As many of you have probably experienced, gaming can be an expensive pastime/hobby/way of life, and if financially ravenous corporations like Activision and Nintendo have their way, prices are only going to rise. Already those ridiculous plastic instruments in your average Rock Band package will set you back around £100, and if you want to buy faux-wheels for Mario Kart Wii (which do NOTHING except make you look even more like an idiot) then you’re talking an additional £30 per wheel after purchasing the console, the game and the extra Wii-motes.
Of course, there are ways of making your evening’s entertainment less likely to suck your bank account dry. One method is simply to buy pre-owned games instead of shiny new ones. Alternatively, you can purchase a new game and, once you’ve completed it, sell it back to a retail store like Gamestation or CEX at a moderately reduced price. However, should you acquire your game from a digital distribution service like Steam or Direct2Drive, trading in your purchase is not an option. At least, not at present.
Step forward Green Man Gaming, the first digital distribution service to advocate digital trade-ins. The fact that nobody has considered this before might initially seem absurd, but there are very good reasons for why this has not been tried yet.
Game publishers are obviously not keen on outlets selling pre-owned games, as they don’t recieve any profits and consequently cannot afford the unicorn blood they need to survive. GMG have found a way around this, simply by giving the publishers a share of the profits of any game that is traded in and re-sold.
A more difficult issue facing GMG is that digital media does not decline in quality. Files can be corrupted and become worthless, but there is no box to scuff or manual to rest your coffee mug on, and so there is no relationship between the quality of the product and its price.

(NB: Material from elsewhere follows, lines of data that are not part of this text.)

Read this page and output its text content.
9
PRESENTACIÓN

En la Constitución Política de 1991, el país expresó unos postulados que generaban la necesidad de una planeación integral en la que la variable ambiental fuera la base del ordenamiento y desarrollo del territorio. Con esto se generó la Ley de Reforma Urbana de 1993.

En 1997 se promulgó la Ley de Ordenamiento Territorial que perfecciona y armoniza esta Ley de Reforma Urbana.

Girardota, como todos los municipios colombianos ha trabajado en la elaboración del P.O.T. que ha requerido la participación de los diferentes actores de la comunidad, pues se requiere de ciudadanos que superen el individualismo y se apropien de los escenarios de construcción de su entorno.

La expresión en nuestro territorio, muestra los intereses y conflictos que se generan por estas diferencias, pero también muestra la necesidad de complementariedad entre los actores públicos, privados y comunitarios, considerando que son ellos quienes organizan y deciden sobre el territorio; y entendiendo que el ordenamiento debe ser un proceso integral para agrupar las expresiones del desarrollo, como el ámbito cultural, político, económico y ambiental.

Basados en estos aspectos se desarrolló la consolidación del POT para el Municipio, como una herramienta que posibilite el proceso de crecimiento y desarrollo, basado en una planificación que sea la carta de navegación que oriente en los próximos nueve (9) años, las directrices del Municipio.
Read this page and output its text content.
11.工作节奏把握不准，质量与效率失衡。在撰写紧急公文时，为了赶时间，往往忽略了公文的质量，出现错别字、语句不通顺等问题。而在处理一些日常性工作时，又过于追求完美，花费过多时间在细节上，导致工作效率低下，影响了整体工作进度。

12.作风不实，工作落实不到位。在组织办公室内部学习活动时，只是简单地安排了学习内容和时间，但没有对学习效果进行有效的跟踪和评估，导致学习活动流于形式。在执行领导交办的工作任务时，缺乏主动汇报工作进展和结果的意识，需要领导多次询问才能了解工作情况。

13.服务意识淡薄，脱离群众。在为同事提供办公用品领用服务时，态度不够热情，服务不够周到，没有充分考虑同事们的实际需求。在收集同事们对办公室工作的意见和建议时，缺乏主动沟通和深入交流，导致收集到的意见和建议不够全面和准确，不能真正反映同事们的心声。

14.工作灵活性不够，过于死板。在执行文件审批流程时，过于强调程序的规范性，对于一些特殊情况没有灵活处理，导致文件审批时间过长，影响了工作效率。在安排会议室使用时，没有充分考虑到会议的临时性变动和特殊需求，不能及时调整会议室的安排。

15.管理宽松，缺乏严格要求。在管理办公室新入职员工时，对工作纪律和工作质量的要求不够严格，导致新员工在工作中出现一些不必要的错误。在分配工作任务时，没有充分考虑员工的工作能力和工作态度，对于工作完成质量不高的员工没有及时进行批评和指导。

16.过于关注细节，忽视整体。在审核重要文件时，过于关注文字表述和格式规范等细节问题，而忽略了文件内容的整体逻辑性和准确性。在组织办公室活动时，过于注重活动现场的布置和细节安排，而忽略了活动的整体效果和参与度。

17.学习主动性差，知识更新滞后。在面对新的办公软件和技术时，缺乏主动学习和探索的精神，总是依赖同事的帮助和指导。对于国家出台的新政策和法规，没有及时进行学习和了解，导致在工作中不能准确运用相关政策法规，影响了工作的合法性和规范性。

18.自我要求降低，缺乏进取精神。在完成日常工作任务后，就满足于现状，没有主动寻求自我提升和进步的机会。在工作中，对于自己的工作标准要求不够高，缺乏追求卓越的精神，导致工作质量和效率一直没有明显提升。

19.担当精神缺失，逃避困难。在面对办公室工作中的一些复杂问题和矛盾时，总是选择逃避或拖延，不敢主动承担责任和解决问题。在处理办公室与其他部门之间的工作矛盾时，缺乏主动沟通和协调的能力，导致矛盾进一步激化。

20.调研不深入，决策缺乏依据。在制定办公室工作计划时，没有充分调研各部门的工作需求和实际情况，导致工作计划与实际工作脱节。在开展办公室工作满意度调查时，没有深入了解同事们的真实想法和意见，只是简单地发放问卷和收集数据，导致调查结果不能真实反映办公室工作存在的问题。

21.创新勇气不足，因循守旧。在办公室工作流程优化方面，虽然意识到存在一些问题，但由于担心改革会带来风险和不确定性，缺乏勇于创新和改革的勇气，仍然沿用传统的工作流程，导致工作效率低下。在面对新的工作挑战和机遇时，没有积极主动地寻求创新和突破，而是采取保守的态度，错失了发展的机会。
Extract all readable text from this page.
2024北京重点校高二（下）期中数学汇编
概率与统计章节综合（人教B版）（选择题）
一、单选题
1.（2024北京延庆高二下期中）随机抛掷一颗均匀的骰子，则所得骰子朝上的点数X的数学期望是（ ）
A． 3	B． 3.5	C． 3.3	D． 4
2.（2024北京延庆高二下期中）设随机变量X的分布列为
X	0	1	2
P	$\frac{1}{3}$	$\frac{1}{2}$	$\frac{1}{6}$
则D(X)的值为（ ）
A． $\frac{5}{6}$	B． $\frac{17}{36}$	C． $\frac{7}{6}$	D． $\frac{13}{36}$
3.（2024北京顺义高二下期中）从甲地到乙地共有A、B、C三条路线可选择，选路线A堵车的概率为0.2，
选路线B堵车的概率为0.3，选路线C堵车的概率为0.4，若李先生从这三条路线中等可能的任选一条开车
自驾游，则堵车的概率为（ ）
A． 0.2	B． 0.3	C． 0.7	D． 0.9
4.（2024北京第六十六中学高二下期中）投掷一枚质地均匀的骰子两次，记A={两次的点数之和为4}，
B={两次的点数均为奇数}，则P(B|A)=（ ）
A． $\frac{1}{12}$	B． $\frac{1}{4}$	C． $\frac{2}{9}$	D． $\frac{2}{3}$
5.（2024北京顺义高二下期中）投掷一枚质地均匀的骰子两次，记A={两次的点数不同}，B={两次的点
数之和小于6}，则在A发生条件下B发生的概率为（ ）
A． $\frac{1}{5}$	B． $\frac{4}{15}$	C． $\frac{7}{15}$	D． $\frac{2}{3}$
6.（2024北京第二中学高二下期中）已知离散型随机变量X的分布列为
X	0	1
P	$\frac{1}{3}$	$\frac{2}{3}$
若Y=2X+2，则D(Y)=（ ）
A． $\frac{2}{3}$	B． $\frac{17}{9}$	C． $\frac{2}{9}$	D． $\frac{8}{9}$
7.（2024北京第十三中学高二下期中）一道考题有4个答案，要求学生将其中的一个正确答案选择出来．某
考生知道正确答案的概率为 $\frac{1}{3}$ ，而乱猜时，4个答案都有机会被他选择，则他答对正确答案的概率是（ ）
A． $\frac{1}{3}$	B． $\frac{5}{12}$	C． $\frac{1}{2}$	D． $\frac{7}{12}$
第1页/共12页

Again, GMG claim to have a solution, in the form of a series of algorithms which determine the price of a pre-owned game.
GMG declined to comment on precisely how their pricing algorithms work (I suspect a roulette wheel or a dartboard is involved). Nevertheless, even if their pricing system is theoretically sound, it makes little sense to buy a new game when a pre-owned one is exactly the same in terms of quality and format. No purchases of new games means no trade-ins and resultantly no re-sales. Unless GMG can find a way to accept trade-ins not originally bought on their website, the lack of new game sales may well be where Green Man Gaming falls flat on its green face.